In 2019, livestreaming was merely a blip on the radar in China, accounting for just 3.5 percent of all e-commerce sales in the country. By 2022, it had more than quadrupled to 16.5 percent, and this year, it’s forecast to generate nearly 20 percent of e-commerce sales, according to eMarketer.
Apple’s ‘Buddhist’ livestreaming foray
In 2019, 60 percent of shoppers said they turned to livestreams for the discounts. Livestreams in China keep audiences engaged by offering time-limited discounts. The urgency created by these tactics can result in a conversion rate of up to 30 percent, according to McKinsey. Here lies the challenge for luxury: balancing upscale branding while leveraging high-conversion channels like livestreams that are steeped in discount culture.

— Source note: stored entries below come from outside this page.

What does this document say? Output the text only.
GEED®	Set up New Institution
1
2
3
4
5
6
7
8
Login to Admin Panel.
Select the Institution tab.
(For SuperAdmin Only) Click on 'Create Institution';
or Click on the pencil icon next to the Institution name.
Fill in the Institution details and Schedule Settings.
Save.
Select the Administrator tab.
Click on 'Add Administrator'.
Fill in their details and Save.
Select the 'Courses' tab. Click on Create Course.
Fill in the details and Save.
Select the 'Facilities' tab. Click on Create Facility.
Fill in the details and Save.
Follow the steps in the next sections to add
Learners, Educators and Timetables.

Best practices for livestream anchors typically include focusing on authenticity so that consumers see the recommendations as genuine, instead of a sales pitch. Additionally, audiences are encouraged to interact directly with the hosts, getting real-time answers to their burning questions about cut, color, and styling, for instance. It’s a two-way street of engagement that fosters trust and boosts sales. But recently Apple bucked the trend.
Apple’s first foray into China’s livestreaming for this year’s 618 shopping festival, which ran from May 31 to June 18, became the top-ranked search on Tmall. The show, which was watched by 1.3 million people, highlights how the livestream market is maturing with a stronger focus on high-quality content over steep discounts.
Apple’s livestream stood out from the pack in that it was pre-recorded, hosted by product experts, and focused on product introductions instead of discounts or interaction with a live audience. The Apple product experts offered tips on filmmaking with iPhones and how to use the Apple watch, among other things. Netizens nicknamed the livestream a “Buddhist livestream” due to how calm and organized it was, compared to the frenetic pace of most livestreams.
An increasing focus on quieter, informational content for livestreams, contrasts with the high-octane livestream experiences consumers are used to.
Dong Jie, a popular fashion livestreamer, is known by netizens for the unique, gentle style in which she shares information about her favorite, and usually more niche, high-end designer brands. She has grown her audience rapidly, going from 890,000 fans to over 2 million on Xiaohongshu this year, achieving over $4 million in gross merchandises value during her first two live broadcasts.
In the food and beverage category, Dong Yuhui, another top livestreamer, follows a similar style. When selling steaks, he tells audiences how to express the taste in English. Netizens have commented that they feel like they are “paying for knowledge.”
More luxury brands are dipping their toes into livestreaming, including Dior and Gucci. Their live content on Douyin has predominantly centered around fashion shows, which fare well with livestream format. Similarly, Versace had its first livestream on Douyin last month, a year after opening its official flagship store on the platform. On the live broadcast, anchors covered Versace’s luxury handbags, shoes and some ready-to-wear, mostly from the Versace Jeans sub-line.
The typically chaotic and promotional inclinations of livestream formats don’t pair well with luxury brands. But as proven by upscale brands like Apple, Dior, Gucci and now Versace, the format is clearly evolving.
The move towards “Buddhist” presentation styles and quieter, more upscale content not only bodes well for luxury brands, but it highlights the maturing nature of the format in China. Embracing high-quality livestreaming content is a game-changer for engaging Chinese audiences.